My old friend John Moran essential, hilarious project Perverse Inscrutable is a scrupulous investigation into what makes Absalom, Absalom! tick.

[L]et’s say you want to convey that the players in your novel Absalom, Absalom! are doomed.  Why bother with ominous mood-setting or grave harbingers or any such circumlocution when there’s already a perfectly good word to accomplish your goal?  It’s quite versatile, too: “the very situation to which and by which he was doomed,” “children which she had doomed by conceiving them,” “the current of retribution and fatality which…doomed all his blood,” “caught and sunk and doomed too,” or—this last one also quite comprehensive—“the oblivion to which we are all doomed.”

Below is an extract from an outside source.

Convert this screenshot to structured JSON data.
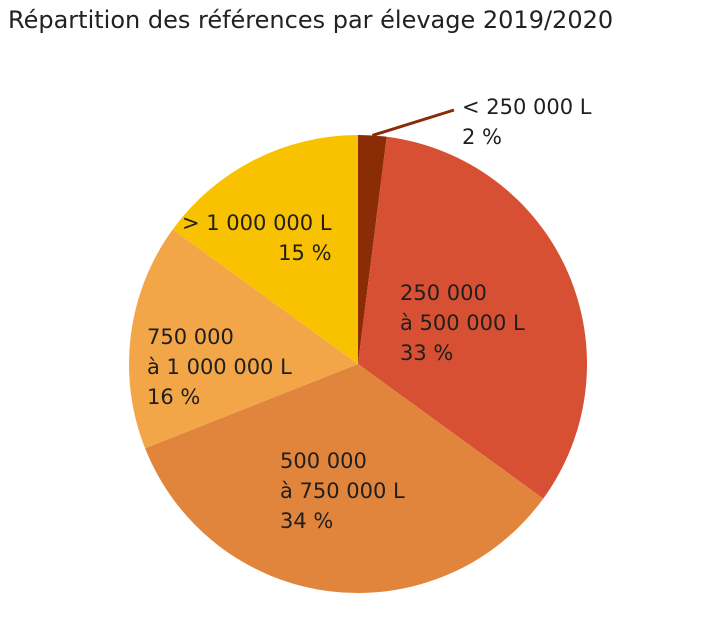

[...][I]f your characters’ doom is dooming them to some doom in particular, it works for that, as well: “doomed to marry,” “doomed to be a widow,” “doomed to be a murderer,” “doomed and destined to kill,” “doomed to contemplate all human behavior” (said human behavior involving a lot of marital and homicidal impulses, apparently).  It can be used for dramatic counterintuitive effect, like “doomed to live”—and then this permutation can be paired with various different subjects, as in “those who are doomed to live,” “I am doomed to live,” and “she and I both are doomed to live.”  It is also resilient, standing up to repeated, concentrated use in such iterations as “doomed to spinsterhood” (p. 146), “doomed to spinsterhood” (p. 147), and “doomed to spinsterhood” (p. 148).